Linda K. Burton (general president of the relief society)
- [Aaaaaugh! Utah relief society/primary teacher voice!☺]
- Speaking today about men who fulfill their roles as husbands and fathers properly.
- Do not listen to Satan’s lie that husbands and fathers are not needed—Satan has given up that possibility, and so wants to make all like him.
- [Can i just offer an exultant Thank you! for her correct definition of help meet—not helpmeet!—from the Genesis creation story? Why yes, yes i can.]
- As husbands and wives, we are to complete each other, not compete with each other.
- So now she’s offering a list of questions to ask yourself about your relationship with your spouse—and going way too fast to get them down, let alone internalize them.
Boyd K. Packer (president of the quorum of apostles)
- [Boyd K. Packer’s continuing to look good in terms of color in his face, but his voice and delivery! I don’t often think to offer a prayer for general conference speakers—i figure they’ve prayed enough for their own inspiration and don’t really need my voice thrown into the mix, but sometimes…]
- Sex and the ability to have children (in his words, “the power of procreation” and “the desire to mate”) are not incidental to God’s plan, but are central to it.
- Married couples are tempted and tried by all sorts of things, but through all that love can still grow stronger.
- “But romantic love is incomplete—it is a prelude” to the conception and raising of children.
- Any sexual contact aside from that between a man and a woman (yes, he specified that) who are legally and lawfully married is a sin.
- A nod to those who are born unable to bear/beget children, those who are never able to marry, or have other such issues—and a reminder that God is perfectly merciful, including that if we have faith in God in this life alone, we are doomed to misery.
- “The atonement bears[?] no scars”—if we have truly repented, the atonement provides a way to escape even guilt and heartache and turn it to eternal beauty and love.
- In the parable of the sheep and goats, those who receive eternal life are those who helped the needy and afflicted. How can we merit this?
- Obeying the Law of the Fast is how we do it, with the church giving the opportunity to fulfill this via fast offerings.
- Spencer W. Kimball said not obeying the Law of the Fast (including fasting on Fast Sundays and offering fast offerings) is a sin.
- Offering fast offerings lets us be a part of wider efforts to help those in need (with specific examples, including Tropical Cyclone Pam and a family helped during the Sierra Leone Civil War).

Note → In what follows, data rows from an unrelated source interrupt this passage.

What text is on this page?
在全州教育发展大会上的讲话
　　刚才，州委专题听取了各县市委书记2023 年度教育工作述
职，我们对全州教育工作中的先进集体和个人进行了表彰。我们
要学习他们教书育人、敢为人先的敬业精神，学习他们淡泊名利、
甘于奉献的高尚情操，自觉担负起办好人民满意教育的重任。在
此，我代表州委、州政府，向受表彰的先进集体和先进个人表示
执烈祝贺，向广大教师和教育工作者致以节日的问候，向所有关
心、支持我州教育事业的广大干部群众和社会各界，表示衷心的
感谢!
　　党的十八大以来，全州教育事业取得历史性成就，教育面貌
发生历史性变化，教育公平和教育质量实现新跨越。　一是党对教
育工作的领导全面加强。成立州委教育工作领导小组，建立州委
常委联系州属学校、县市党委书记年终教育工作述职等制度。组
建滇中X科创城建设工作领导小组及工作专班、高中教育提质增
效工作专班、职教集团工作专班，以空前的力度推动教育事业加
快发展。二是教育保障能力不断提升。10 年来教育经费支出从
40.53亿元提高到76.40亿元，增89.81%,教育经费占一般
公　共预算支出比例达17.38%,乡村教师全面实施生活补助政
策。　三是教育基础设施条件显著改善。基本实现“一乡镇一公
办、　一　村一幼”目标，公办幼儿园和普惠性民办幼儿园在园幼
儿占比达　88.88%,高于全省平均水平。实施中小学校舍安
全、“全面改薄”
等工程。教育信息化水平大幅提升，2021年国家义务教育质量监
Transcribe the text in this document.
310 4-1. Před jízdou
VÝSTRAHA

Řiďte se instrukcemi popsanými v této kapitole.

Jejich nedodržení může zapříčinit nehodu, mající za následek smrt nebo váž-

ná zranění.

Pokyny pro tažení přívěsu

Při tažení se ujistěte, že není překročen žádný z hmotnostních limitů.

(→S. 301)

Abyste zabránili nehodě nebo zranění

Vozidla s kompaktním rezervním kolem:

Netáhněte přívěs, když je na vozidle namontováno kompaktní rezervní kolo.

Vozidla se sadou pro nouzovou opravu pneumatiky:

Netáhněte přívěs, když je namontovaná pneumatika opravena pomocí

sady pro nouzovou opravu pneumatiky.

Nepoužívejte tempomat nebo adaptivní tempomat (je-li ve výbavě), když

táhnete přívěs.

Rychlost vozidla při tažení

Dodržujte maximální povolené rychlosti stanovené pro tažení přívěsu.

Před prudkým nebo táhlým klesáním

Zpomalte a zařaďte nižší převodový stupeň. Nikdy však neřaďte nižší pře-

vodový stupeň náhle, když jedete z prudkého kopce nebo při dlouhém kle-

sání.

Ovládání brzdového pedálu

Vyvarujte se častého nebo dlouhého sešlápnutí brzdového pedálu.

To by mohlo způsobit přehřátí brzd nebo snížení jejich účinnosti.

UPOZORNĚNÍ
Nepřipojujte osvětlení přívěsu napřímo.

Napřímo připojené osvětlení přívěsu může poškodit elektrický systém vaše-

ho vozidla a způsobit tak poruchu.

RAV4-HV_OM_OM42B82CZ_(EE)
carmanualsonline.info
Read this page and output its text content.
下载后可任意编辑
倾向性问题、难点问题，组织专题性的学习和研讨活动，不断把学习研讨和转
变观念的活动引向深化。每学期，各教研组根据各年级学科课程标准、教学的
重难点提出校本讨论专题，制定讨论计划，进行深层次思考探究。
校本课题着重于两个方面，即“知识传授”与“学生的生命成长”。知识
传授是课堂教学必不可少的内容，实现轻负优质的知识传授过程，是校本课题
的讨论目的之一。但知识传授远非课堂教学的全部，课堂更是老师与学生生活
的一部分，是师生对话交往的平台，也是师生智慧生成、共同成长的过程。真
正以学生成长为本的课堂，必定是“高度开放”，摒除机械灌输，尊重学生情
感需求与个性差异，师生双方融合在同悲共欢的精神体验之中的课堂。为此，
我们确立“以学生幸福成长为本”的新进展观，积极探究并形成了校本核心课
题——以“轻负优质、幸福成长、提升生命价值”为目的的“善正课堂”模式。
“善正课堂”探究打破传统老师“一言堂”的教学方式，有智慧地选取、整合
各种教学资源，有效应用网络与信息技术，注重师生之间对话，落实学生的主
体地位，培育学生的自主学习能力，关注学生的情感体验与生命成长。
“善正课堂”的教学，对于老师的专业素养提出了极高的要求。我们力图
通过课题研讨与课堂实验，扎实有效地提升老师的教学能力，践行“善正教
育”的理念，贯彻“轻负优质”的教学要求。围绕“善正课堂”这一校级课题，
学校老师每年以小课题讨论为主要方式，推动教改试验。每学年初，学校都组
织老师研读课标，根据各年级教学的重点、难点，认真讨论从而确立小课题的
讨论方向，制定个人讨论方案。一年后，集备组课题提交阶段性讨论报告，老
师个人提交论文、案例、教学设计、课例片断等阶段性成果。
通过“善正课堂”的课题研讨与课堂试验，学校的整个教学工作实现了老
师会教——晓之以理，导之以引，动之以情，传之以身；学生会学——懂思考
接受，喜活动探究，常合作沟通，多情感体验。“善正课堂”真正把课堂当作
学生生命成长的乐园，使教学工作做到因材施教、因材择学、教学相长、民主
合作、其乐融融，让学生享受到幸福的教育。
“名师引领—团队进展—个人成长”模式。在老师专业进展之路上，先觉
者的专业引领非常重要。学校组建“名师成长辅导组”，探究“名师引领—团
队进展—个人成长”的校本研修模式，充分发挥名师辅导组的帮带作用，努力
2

- Interesting bit from the story of the woman (not sure how to spell her name, so i won’t try) from Sierra Leone who was helped from fast offering donations: She attributed the help to God, because “no normal human beings” (if i recall the wording right) would do such things.
- A reminder to not force children to fast beyond their endurance, but to focus on teaching the principle. [Question from my wife: So what is the precise principle that’s supposed to be taught?]
- If we fast, we have the right to have God hear our prayers.
- Giving fast offerings allows us to help God.